Les PME françaises tardent à prendre le train du numérique
Si la France est désormais reconnue comme un terrain fertile pour les start-up, elle est nettement moins en pointe sur la transformation numérique de ses petites entreprises classiques, qui accusent un retard préoccupant en la matière par rapport à leurs concurrentes européennes.
Selon Eurostat, seulement deux PME françaises sur trois avaient en 2015 un site internet, contre trois sur quatre en moyenne dans l'UE et plus de neuf sur dix en Finlande. Et seulement une sur huit recevait des commandes en ligne, soit deux fois moins qu'en Allemagne, souligne un rapport du cabinet Deloitte pour Facebook publié début février.
Pourtant, les petites entreprises représentent en France près de 99% du tissu économique. "C'est un enjeu gigantesque, il y a plusieurs milliards d'euros de croissance à aller chercher sur la transformation digitale des entreprises", déclare à l'AFP Jean-Charles Ferreri, associé chez Deloitte.
De la création d'un simple site internet ou d'applications mobiles pour accroître sa visibilité au bouleversement des méthodes de travail en interne par l'adoption d'outils tels que l'imprimante 3D, en passant par la vente d'objets connectés, la transformation numérique recouvre une large palette de possibilités -et de défis potentiels- pour une entreprise.
Mais pour les PME, l'enjeu le plus immédiat est celui de vendre leurs produits par le biais d'Internet, indique à l'AFP Amal Taleb, vice-présidente du Conseil national du numérique (CNNum), une commission consultative indépendante qui remet mercredi un rapport au gouvernement sur le sujet.
"La situation est tellement grave pour les PME françaises, qui sont particulièrement en retard par rapport aux PME allemandes, irlandaises, qu'il paraît essentiel de leur permettre tout de suite d'entrer sur le marché et gagner des parts de marché, et donc d'augmenter leurs richesses", explique-t-elle.
Jusqu'à présent, "on ne s'est pas mis dans les chaussures d'un patron de PME", estime Mme Taleb. "Un patron est un individu qui passe son temps à lutter pour essayer de sauver son affaire, il est dans l'immédiateté du business qu'il doit faire, et il est souvent complètement désarmé face au numérique, même s'il sent qu'il faudrait faire quelque chose".
- "Question de survie" -
Or, pour beaucoup de petites entreprises, ce sujet devient une "question de survie", avertit Marie Prat, co-présidente de la commission innovation et numérique à la Confédération des petites et moyennes entreprises (CPME).

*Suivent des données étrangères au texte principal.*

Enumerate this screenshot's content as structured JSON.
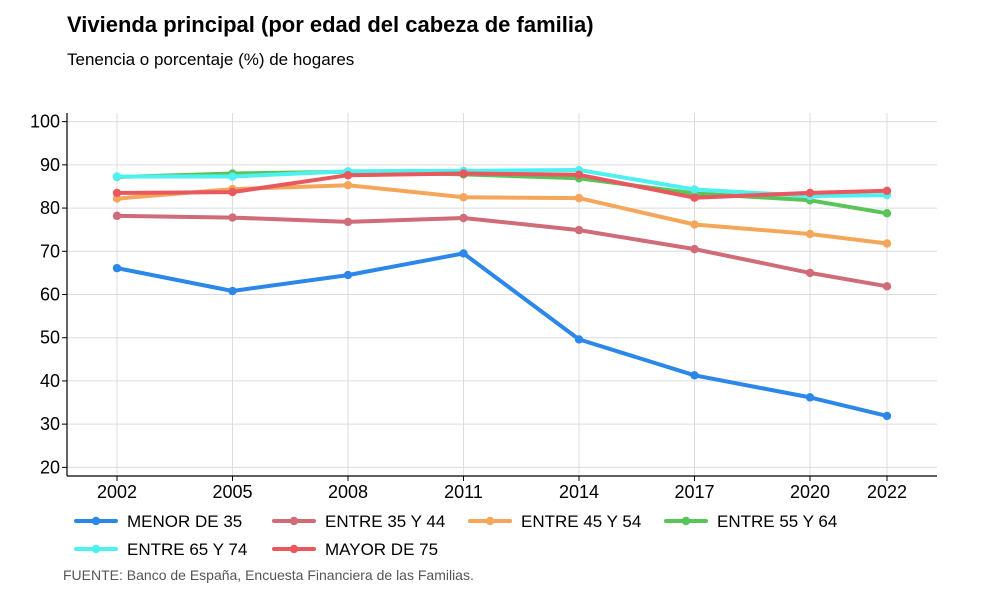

Et même lorsqu'elles ne se portent pas mal, la transformation numérique est une opportunité idéale pour ouvrir de nouveaux horizons, via l'"e-export", à l'image du fabricant de charentaises Ferrand SAS.
Pour pénétrer le marché chinois, la PME n'a eu d'autre choix que de créer un site, relayé sur des plateformes de vente locales, explique Cyril Colombet, gérant de la société. "Là-bas, il faut être sur le net pour être visible. La majorité des clients commandent sur smartphone", témoigne-t-il.
Comment expliquer que d'autres pays aient mieux réussi cette transition?
"Dans un certain nombre de pays étrangers, les écosystèmes et les filères sont plus organisés, ce qui fait qu'il y a un effet d'entraînement des grandes entreprises sur les entreprises plus moyennes et de petite taille", explique M. Ferreri.
"En France, ça existe un peu moins parce que les grandes entreprises sont moins dans une logique d'animation de leur tissu de sous-traitants", ajoute-t-il.
Par ailleurs, les politiques publiques ont sans doute "été plus faibles" que dans d'autres pays tels que l'Allemagne, Etat fédéral où les Länder (Etats régionaux) sont plus impliqués dans l'animation du tissu industriel, observe-t-il.
"Depuis quinze ans, il y a des plans gouvernementaux, mais ils n'ont jamais atteint leurs objectifs", constate Mme Prat, de la CPME.
Pour la responsable, "ça n'a pas été suffisamment porté politiquement et il n'y a pas eu le volet budgétaire associé". L'organisation patronale réclame notamment que des prêts spécifiques soient accordés aux petites entreprises par une structure telle que la banque publique Bpifrance.
Le CNNum préconise pour sa part de développer une "aide financière régionale" pour les petites entreprises, et plus largement de créer un véritable écosystème en fédérant les acteurs "autour d'une marque forte", à l'image de ce qui a été fait avec la French Tech pour les start-up françaises.